I’ve gotten really into craigslist deals again recently. These fascinations with it are always ebbing and flowing, but since I’m learning to drive my boyfriend’s manual car, there’s been a serious flowing as of late. Turns out there’s a real freedom to emailing a stranger and knowing you can arrange to meet them around your schedule. And with a car, no less!
This weekend, however, both boyfriend and car were away, so when I found an ad for mature rhubarb plants for $12, I had to call ahead and confirm that the planter would fit into my bike’s milk crate. It did.
Along with eight enormous stalks of rhubarb.

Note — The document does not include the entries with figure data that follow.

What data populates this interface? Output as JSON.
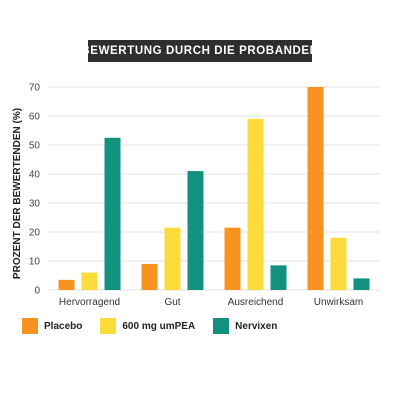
{
  "chart_data": {
    "type": "bar",
    "title": "BEWERTUNG DURCH DIE PROBANDEN",
    "ylabel": "PROZENT DER BEWERTENDEN (%)",
    "xlabel": "",
    "ylim": [
      0,
      70
    ],
    "yticks": [
      "0",
      "10",
      "20",
      "30",
      "40",
      "50",
      "60",
      "70"
    ],
    "grid": true,
    "legend_position": "bottom",
    "categories": [
      "Hervorragend",
      "Gut",
      "Ausreichend",
      "Unwirksam"
    ],
    "series": [
      {
        "name": "Placebo",
        "color": "#f7931e",
        "values": [
          3.5,
          9,
          21.5,
          70
        ]
      },
      {
        "name": "600 mg umPEA",
        "color": "#fddb3a",
        "values": [
          6,
          21.5,
          59,
          18
        ]
      },
      {
        "name": "Nervixen",
        "color": "#11917e",
        "values": [
          52.5,
          41,
          8.5,
          4
        ]
      }
    ]
  }
}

I did the deal with a lovely older lady. I told her I was planning on making rhubarb wine, and she regaled me with stories of tomato wine made with the guy she was going with at the time, as she called him. They opened one bottle and loved it, so they took it to the local wine festival, where it quickly became apparent that every other bottle was swill. At the end of the day they sold out, though, because theirs was the only table that still had wine and all the festival goers were too sloshed by then to care what it tasted like. She was great. I want to be her when I grow up.
The plant has found a place among all the other driveway plants. My dealer suggested that I bottom water it, presumably because it was in desperate need of watering but it was so sunny out. I didn’t ask her rationale. I just went along with it and set the pot in a big dish of water, which it promptly sucked up. I gave it another dish, then watered it from the top as well in the evening. It seems happy enough, though I’m not positive I’ll be able to harvest from it this summer.
The day I brought it home, I hacked up my stalks and mixed them with sugar, then covered it all and left it in the closet for three days. It started as a solid mass, but during that time a whole lot of liquid was drawn out. From everything I’ve read, you want especially red stalks to make for a nice blush to the wine. As you can see, any blush to this stuff is going to be a seasick green. Oh well. The price was right.
I added water to the rhubarb, then strained it into my primary fermenting vessel with some yeast, yeast nutrient, and some grape juice concentrate. My snazzy new craigslist bucket is is full of blueberries, so the job has fallen to Mr. Beer. My mom got me a Mr. Beer kit for Christmas. It made a huge amount of an alright light beer that I still drink every now and again. It also gave me this pretty handy food grade plastic keg with an airlock-esque lid. Perfect! Who needs a bucket?
…Oh wait. What’s that? All over the paper towel that’s been conveniently laid down…
Enhance!
That’s some very sticky rhubarb juice.
That’s a pretty fast-flowing leak.
Uh-oh.
Luckily, my canner is just the right size to balance this thing more or less securely in such a way that the liquid can’t reach the lid or that damn spigot. Also luckily, it only has to stay in this precarious postion for a week before it moves to a real glass demijohn.
Mr. Beer will not ride again, I think.